The containerd Transfer Service, by default, operates in a "pull-based" model where each node independently fetches image layers from a registry.
Let’s see it in action. Imagine you have a private registry at my.private.registry.com and you want to distribute an image my-app:latest to several nodes.
First, on the node that has the image (let’s call it the "source"), ensure containerd is running and the image is present. You can verify this with:
sudo ctr images list
You’d see my.private.registry.com/my-app:latest in the output.

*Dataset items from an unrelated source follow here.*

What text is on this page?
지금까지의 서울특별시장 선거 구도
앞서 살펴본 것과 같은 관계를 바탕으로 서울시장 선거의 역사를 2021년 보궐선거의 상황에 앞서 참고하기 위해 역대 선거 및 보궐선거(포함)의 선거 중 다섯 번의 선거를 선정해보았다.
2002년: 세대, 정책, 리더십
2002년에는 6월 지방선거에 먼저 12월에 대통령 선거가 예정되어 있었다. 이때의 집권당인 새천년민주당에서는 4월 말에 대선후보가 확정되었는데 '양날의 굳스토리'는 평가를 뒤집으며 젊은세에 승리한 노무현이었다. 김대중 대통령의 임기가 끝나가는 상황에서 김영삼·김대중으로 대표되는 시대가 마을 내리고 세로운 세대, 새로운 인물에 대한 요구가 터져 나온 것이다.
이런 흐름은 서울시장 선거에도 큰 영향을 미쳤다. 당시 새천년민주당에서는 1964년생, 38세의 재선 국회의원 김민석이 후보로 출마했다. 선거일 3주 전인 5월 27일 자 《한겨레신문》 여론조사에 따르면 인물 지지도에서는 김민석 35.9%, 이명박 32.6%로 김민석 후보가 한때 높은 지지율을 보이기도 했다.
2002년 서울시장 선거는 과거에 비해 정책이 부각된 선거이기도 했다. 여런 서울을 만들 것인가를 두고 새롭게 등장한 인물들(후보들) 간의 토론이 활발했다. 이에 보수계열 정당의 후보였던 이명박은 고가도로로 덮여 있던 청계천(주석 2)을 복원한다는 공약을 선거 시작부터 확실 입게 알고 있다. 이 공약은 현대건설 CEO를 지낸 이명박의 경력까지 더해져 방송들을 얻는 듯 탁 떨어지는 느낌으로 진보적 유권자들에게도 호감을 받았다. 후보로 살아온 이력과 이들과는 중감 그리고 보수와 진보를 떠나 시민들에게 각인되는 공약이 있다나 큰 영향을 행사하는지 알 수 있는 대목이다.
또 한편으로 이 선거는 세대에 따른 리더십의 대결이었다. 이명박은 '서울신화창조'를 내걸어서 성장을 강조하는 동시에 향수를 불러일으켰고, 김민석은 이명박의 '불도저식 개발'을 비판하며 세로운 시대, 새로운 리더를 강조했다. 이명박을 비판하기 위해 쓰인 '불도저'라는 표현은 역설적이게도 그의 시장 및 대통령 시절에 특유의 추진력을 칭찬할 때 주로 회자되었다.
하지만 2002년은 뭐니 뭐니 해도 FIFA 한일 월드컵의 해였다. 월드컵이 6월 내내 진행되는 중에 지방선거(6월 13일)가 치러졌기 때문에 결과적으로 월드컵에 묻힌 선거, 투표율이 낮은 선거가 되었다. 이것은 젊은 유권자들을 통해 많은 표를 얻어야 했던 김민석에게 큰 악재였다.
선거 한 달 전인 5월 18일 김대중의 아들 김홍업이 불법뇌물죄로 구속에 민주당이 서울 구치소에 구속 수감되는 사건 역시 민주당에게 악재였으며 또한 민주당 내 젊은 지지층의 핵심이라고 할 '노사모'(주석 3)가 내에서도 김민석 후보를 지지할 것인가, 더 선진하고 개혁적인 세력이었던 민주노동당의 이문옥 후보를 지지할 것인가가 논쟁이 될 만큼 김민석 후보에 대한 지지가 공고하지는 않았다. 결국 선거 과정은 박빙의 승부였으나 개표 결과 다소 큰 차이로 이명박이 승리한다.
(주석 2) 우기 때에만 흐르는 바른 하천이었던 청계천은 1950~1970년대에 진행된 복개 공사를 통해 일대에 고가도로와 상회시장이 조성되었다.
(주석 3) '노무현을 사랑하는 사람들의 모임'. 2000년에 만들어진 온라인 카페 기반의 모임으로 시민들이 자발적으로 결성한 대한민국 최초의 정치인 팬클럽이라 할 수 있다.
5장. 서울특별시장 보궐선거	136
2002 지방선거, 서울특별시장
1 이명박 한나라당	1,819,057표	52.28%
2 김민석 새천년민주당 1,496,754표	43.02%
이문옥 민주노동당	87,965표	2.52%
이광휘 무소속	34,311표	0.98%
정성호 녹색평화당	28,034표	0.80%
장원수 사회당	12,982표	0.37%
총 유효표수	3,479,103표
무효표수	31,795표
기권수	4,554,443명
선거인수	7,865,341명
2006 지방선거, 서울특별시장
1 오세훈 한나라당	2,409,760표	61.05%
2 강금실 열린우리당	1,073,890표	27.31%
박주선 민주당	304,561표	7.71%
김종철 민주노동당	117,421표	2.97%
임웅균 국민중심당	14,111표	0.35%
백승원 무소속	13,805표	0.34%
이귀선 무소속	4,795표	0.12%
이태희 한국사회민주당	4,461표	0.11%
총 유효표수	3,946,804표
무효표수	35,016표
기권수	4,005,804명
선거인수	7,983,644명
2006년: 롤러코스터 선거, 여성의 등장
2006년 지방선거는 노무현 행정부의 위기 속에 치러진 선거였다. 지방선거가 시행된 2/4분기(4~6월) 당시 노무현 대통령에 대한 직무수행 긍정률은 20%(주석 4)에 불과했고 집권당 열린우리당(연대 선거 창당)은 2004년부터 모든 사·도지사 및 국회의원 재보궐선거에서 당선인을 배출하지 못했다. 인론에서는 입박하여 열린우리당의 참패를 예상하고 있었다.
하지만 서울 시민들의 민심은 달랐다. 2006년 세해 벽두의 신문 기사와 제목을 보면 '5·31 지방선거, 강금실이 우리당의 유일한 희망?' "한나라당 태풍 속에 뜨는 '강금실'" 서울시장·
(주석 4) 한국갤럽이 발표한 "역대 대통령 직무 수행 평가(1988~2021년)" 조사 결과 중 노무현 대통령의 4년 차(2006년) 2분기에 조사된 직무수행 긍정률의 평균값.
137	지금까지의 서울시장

Now, on a "target" node that doesn’t have the image, you’d typically run:
sudo ctr images pull my.private.registry.com/my-app:latest
This is the standard pull operation. containerd on the target node connects to my.private.registry.com and downloads all necessary layers. This works fine for a few nodes, but if you have hundreds or thousands, it becomes a significant strain on your registry bandwidth and can lead to slow deployments.
This is where the Transfer Service shines. It allows nodes to share image layers directly with each other, bypassing the central registry for subsequent distributions.
To enable this, you need to configure containerd on your nodes. The relevant configuration is in /etc/containerd/config.toml. You’ll need to add or modify the [plugins."io.containerd.grpc.v1.cri".containerd.runtimes.runc.options] section to include TransferService. More critically, you need to enable the Transfer Service plugin itself in the main config.toml:
[plugins]
[plugins."io.containerd.grpc.v1.transfer"]
enabled = true
This tells containerd to activate the Transfer Service plugin.
Once enabled, containerd automatically starts advertising its available image layers. When a node needs an image that it doesn’t have locally, it will first check if any other nodes in its immediate network (or configured peers) have the required layers. If a peer is found with the data, containerd will attempt to transfer the layers directly from that peer.
The magic is that containerd doesn’t need to know about specific "peers" in a static sense. It uses a discovery mechanism. When a ctr images pull command is issued, and the Transfer Service is enabled, containerd queries its local network for other containerd instances advertising image data. If it finds one, it initiates a direct peer-to-peer transfer.
Here’s how the internal flow changes:
- Initial Pull: The very first node to pull
my.private.registry.com/my-app:latestwill still fetch it entirely from the registry. - Subsequent Pulls (with Transfer Service): A second node, when asked to
ctr images pull my.private.registry.com/my-app:latest, will first discover other containerd nodes. It finds the first node, which has the image. - Layer Discovery: The second node asks the first node, "Do you have layer X?"
- Direct Transfer: If the first node has layer X, it serves it directly to the second node over the containerd gRPC API. This happens for all layers of the image.
- Registry Fallback: If no peer is found with the required layers, or if the peer transfer fails, containerd falls back to pulling from the original registry.
This peer-to-peer distribution significantly reduces the load on your registry, especially in environments with many nodes or frequent image updates. It’s particularly effective for large images where downloading all layers from scratch for every new node is time-consuming.
The surprising thing about containerd’s Transfer Service is its implicit discovery. You don’t typically configure explicit peer lists. Instead, containerd nodes on the same broadcast domain or network segment will discover each other and advertise their available content. This makes it robust to dynamic environments where nodes join and leave.
The one thing most people don’t know is that this peer-to-peer transfer uses the same underlying content-addressable storage as the standard registry pull. When a layer is transferred, it’s stored in the same blob store on the receiving node as if it were pulled from a registry. This means there’s no extra overhead in terms of how containerd manages its image data locally; it just changes the source of that data.
The next concept you’ll likely encounter is optimizing this discovery and transfer process, perhaps by using dedicated distribution networks or more advanced peering strategies.